Nella parte centrale della cavea, scavati nei gradini, sono presenti dei fori, tra loro in asse, che
probabilmente servivano per il sostegno dei pali utilizzati per tendere il "velarium", il telone
di copertura, nelle giornate inclementi.
Il teatro, oltre che per rappresentazioni teatrali, veniva utilizzato anche per assemblee politico-amministrative.
In connessione con il santuario sannitico erano anche alcune strutture utilitaristiche situate sul pianoro a nord dell'Acropoli.
Esse, infatti, non appaiono allineate con gli edifici della città romana costruita in epoca giulio-claudia, bensì seguono le curve di livello della collina.
Gli edifici più antichi, costruiti in età repubblicana, prima del Bellum sociale, comprendono alcuni locali situati a ridosso della Via del Foro, la strada basolata che scende dalla collina, alla sua destra.
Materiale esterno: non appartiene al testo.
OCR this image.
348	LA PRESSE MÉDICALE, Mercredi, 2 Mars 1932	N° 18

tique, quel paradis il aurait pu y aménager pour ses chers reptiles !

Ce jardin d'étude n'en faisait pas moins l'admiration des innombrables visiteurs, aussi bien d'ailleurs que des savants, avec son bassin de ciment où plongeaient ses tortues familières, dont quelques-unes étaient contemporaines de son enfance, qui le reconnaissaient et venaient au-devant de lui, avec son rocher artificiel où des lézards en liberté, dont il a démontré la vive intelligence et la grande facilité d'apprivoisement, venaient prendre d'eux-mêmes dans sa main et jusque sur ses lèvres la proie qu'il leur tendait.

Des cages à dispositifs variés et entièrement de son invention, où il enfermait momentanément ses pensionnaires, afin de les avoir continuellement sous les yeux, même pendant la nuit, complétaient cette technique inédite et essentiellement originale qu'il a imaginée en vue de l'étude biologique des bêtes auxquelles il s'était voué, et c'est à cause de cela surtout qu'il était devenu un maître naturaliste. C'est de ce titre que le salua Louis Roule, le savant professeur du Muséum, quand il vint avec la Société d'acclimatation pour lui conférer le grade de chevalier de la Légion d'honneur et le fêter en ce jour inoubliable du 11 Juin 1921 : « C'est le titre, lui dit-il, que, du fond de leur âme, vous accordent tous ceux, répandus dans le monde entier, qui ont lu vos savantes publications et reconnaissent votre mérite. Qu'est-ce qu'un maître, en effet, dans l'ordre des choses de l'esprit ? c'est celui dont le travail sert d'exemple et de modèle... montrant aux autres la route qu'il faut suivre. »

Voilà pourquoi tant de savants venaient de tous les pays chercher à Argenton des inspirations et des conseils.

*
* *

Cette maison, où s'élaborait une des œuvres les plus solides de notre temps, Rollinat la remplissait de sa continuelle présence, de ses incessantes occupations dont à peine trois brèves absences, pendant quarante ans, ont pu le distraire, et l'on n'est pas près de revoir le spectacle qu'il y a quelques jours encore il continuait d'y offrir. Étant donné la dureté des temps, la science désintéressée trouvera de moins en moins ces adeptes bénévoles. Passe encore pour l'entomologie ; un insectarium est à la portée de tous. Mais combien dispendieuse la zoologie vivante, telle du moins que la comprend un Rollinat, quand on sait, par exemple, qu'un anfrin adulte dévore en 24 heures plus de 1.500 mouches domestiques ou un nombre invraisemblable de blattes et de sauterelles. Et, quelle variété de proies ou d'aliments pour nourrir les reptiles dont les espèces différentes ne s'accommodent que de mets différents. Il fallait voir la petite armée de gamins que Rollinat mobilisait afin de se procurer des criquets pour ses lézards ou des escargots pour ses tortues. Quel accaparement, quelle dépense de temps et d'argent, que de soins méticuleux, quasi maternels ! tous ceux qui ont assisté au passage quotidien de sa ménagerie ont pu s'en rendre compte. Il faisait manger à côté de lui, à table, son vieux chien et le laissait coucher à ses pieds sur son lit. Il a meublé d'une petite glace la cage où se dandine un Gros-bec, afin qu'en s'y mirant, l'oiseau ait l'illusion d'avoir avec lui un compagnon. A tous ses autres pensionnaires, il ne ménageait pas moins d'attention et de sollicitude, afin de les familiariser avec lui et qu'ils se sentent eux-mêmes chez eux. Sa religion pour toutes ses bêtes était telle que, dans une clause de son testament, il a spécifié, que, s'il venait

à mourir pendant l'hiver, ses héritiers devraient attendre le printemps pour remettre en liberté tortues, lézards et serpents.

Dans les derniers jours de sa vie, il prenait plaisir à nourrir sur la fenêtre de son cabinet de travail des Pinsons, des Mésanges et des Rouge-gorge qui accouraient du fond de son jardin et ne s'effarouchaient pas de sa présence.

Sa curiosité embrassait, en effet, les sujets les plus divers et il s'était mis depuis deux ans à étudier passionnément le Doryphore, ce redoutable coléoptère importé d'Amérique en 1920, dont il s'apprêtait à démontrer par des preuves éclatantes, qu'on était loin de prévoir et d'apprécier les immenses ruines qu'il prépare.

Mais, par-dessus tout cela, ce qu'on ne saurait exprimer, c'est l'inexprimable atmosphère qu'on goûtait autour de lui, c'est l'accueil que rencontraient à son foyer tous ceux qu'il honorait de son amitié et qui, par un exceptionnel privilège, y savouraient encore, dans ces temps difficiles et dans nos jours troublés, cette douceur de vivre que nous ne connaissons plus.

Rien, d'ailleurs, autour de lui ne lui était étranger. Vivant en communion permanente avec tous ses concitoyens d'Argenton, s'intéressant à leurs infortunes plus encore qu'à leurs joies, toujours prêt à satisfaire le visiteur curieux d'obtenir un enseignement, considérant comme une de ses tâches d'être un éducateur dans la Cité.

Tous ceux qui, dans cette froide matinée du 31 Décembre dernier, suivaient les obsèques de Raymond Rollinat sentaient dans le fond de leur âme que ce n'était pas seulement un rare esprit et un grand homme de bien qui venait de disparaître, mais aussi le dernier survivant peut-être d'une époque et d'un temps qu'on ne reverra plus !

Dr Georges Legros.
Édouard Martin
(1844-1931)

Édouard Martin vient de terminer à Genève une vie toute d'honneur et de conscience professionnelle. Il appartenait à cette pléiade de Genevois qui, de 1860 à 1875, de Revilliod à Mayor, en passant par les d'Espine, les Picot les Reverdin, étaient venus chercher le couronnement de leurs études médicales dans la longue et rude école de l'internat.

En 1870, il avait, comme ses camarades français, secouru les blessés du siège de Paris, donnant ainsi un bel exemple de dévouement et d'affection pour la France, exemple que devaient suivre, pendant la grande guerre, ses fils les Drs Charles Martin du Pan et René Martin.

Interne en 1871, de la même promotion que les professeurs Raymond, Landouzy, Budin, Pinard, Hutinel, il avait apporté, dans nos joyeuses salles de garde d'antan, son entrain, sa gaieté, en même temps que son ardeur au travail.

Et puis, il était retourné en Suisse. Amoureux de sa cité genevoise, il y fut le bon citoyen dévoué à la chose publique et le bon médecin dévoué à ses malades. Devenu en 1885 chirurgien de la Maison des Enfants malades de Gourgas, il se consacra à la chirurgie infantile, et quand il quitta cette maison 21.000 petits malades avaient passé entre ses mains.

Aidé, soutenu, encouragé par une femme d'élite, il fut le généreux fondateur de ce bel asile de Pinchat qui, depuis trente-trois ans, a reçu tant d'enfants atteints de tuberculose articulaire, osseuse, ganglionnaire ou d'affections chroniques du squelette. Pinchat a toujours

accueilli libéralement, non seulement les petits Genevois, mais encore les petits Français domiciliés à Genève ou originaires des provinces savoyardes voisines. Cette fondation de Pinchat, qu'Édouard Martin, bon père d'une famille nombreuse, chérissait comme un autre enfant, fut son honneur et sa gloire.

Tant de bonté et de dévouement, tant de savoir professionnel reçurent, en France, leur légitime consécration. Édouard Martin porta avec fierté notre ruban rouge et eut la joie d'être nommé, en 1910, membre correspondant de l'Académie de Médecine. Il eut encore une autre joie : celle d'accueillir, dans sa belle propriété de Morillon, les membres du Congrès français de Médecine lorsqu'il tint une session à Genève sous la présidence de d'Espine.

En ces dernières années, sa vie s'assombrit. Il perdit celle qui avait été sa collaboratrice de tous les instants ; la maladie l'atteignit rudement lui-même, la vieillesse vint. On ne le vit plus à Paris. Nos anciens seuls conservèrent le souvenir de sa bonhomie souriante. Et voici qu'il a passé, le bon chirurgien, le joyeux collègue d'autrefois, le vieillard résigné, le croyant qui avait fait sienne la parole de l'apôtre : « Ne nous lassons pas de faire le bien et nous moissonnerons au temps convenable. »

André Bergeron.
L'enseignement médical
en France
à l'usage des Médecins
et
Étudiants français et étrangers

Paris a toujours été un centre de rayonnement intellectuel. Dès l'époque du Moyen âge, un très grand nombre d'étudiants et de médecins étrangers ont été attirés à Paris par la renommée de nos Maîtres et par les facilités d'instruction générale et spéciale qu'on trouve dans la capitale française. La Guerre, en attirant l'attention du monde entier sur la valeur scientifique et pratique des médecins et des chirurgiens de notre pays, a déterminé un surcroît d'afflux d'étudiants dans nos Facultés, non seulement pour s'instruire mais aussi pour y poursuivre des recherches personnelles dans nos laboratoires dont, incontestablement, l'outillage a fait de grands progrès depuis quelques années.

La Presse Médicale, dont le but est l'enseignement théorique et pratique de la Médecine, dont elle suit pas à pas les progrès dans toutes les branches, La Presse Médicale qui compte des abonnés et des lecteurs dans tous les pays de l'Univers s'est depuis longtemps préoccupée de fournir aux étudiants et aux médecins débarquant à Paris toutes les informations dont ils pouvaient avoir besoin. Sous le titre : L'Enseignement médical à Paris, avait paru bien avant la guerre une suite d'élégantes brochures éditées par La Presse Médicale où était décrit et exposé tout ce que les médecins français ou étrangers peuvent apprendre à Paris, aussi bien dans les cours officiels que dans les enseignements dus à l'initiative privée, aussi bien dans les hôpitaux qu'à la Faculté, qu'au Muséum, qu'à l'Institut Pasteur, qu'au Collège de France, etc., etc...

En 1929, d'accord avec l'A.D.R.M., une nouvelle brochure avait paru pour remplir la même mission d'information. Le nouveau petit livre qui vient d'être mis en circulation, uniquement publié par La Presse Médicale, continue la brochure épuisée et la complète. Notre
Quest'insediamento fu distrutto dalla costruzione della strada. {mosimage}Infatti le muraturedi questi ambienti continuano sotto di essa. Dopo la guerra sociale essi furono ricostruiti più ad est, con tutta probabilità contemporaneamente alla costruzione del primo tratto della Via del Foro con la quale sono in asse (il secondo tratto, al di là della fogna, è contemporaneo all'impianto forense, con cui venne raccordato determinandone il cambio di direzione). Questo nuovo insediamento, sempre costituito da ambienti utilitaristici a servizio del santuario (vi sono stati trovati un forno ceramico e due locali con cucina), ebbe continuità di vita, anche se riadattato per nuovi usi, fino al IV secolo d. C. .
Infatti, la fognatura costruita in prossimità della città romana, venne intenzionalmente deviata ad angolo per rispettare le strutture preesistenti da non distruggere.